British Lloyds TSB will become Britain's second major bank that is planning to transfer service operations out of the country in an effort to cut costs and improve competitiveness, reports Xinhua.
Lloyds TSB announced in a statement that it was closing its Newcastle call centre, where
more than 900 staff are employed, by the end of next year and would transfer the operation to India and to other call centres around the country.
Britain's third biggest bank said "this has been a very difficult decision and has only been made after considerable thought and discussion".
It said, "we operate in a fiercely competitive environment and it is vital that we find ways of running our business effectively and competitively, in order to continue to invest in the service and products we provide to our customers".

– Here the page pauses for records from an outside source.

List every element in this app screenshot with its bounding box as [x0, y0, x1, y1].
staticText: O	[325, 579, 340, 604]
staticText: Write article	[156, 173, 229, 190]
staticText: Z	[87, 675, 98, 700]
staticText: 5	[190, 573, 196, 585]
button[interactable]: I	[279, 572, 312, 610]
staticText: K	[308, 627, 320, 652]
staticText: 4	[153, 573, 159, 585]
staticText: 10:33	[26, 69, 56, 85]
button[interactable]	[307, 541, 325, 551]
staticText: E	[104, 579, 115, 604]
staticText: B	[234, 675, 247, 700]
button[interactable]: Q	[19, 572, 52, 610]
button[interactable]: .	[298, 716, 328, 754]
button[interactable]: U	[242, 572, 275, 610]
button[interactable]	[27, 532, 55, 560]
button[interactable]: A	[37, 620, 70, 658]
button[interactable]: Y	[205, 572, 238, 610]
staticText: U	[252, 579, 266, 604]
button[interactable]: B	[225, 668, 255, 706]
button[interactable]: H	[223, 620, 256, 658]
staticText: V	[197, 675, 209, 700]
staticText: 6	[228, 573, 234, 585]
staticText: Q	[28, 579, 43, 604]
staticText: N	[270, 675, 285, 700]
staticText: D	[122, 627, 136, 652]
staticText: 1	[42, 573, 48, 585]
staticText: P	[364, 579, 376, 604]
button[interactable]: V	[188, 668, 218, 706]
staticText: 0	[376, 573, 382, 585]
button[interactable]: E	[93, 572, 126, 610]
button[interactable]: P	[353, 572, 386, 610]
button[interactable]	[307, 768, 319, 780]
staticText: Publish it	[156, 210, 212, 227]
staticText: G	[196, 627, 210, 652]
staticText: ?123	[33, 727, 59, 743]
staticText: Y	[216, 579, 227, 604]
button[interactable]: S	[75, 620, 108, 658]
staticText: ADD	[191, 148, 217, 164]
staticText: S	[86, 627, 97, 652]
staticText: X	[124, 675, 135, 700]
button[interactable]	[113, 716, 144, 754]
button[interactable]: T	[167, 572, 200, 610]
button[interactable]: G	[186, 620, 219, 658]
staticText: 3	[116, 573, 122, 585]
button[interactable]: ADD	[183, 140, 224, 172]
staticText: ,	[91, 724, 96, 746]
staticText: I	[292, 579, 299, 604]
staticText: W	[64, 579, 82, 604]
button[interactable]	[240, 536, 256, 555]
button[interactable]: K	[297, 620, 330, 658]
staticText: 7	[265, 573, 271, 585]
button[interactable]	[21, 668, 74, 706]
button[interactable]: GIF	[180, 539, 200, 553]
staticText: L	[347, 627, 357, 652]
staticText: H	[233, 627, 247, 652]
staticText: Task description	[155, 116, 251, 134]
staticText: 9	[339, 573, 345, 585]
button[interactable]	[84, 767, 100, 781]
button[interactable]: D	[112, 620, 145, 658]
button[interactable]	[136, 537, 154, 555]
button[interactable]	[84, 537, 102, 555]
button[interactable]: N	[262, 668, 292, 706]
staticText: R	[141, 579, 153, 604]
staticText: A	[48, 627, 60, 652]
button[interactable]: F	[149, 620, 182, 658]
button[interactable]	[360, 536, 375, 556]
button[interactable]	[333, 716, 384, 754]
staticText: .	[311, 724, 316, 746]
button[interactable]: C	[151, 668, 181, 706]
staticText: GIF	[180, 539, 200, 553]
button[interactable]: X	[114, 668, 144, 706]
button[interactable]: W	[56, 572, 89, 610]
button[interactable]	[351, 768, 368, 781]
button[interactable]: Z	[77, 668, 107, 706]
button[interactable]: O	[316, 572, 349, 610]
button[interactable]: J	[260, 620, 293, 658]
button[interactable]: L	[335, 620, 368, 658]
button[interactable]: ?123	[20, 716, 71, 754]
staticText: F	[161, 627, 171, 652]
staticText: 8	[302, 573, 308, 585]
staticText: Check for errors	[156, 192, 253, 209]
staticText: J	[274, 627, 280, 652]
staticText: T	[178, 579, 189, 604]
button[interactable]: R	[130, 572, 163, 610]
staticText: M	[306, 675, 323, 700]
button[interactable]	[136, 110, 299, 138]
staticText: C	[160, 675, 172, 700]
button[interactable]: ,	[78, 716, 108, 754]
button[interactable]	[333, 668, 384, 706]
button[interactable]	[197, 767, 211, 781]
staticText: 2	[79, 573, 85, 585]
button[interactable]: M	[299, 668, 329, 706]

Britain's largest commercial bank HSBC announced October 16 it would cut 4,000 jobs at its British customer service centres over the next three years and would transfer the work to service centres in India, China and Malaysia beginning January 2004.
Lloyds TSB said "in September 2003, we announced our intention to have 1,500 jobs in India by the end of 2004, of which these roles are a part".
Bernadette Fisher, the national officer of bank workers' union UNIFI, described the bank's move as "callous" and said it is "jumping on the outsourcing overseas bandwagon accelerated by HSBC earlier this month, and shows that despite all Lloyds' statements on social responsibility it has no respect for staff, customers or local communities.
"It is purely in the business of generating profit without a conscience," she said.